Can Proportional Representation Lead to Better Governance?

Policy Paper
May 8, 2024

This paper was originally published by Protect Democracy on May 2, 2024.

The American two-party system is not working in today’s highly polarized society and has resulted in a crisis of governance. Gridlock often paralyzes the policymaking process and when Congress does legislate, it tends to produce policies misaligned with public opinion. Politicians who don’t do a good job in office get reelected because partisan polarization makes the alternative candidate from the other party an even worse prospect. An unresponsive and unaccountable government has contributed to the erosion in the legitimacy of government, making American democracy unstable and vulnerable to authoritarianism.

Electing members of the House of Representatives with a proportional electoral system that facilitates the emergence of a multiparty democracy would address these governance challenges and represent an improvement over the country’s winner-take-all system. This proposal, however, is often met with apprehension that a multiparty democracy would be too chaotic and that it would make it harder to hold politicians accountable.
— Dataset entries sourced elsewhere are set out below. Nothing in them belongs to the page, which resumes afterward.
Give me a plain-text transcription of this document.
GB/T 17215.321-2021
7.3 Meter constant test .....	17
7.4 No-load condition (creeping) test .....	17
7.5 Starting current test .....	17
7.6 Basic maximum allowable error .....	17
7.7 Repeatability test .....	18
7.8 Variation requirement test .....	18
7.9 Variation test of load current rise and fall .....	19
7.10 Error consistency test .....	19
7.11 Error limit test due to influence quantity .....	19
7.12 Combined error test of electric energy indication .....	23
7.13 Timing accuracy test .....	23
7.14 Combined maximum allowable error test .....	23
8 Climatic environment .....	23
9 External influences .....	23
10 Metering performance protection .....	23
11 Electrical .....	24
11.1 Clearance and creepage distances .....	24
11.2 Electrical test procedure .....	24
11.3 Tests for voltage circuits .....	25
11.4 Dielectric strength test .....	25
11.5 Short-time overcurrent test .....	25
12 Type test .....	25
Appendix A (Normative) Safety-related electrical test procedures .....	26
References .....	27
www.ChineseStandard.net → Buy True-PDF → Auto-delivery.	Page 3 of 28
In an extensive review of the research on how electoral systems affect governance outcomes, John Carey, professor of government at Dartmouth College, and Oscar Pocasangre, senior data analyst at New America, explain that the choice of electoral reform is not a binary one between the two-party system that a winner-take-all system encourages in the United States and a system with an excessive number of parties, like in the Netherlands or Israel. Electoral systems can be designed in a way that strikes the right balance between too few and too many parties.

Focusing on three dimensions of governance—responsiveness, electoral accountability, and stability—the review finds that:

  • Proportional systems are better at promoting consensus—especially in polarized societies—and achieving public policies that better reflect what majorities of citizens want;
  • In polarized societies, some forms of proportional systems represent improvements over winner-take-all elections when it comes to holding politicians accountable at the ballot box by giving voters more choices within and across parties; and
  • Proportional systems that maintain the number of parties at a moderate level can reduce the risk of political instability currently posed by the winner-take-all system in the United States.

Achieving a multiparty democracy with proportional representation does not require constitutional changes, so it is a feasible and urgent reform that would enhance governance in the United States.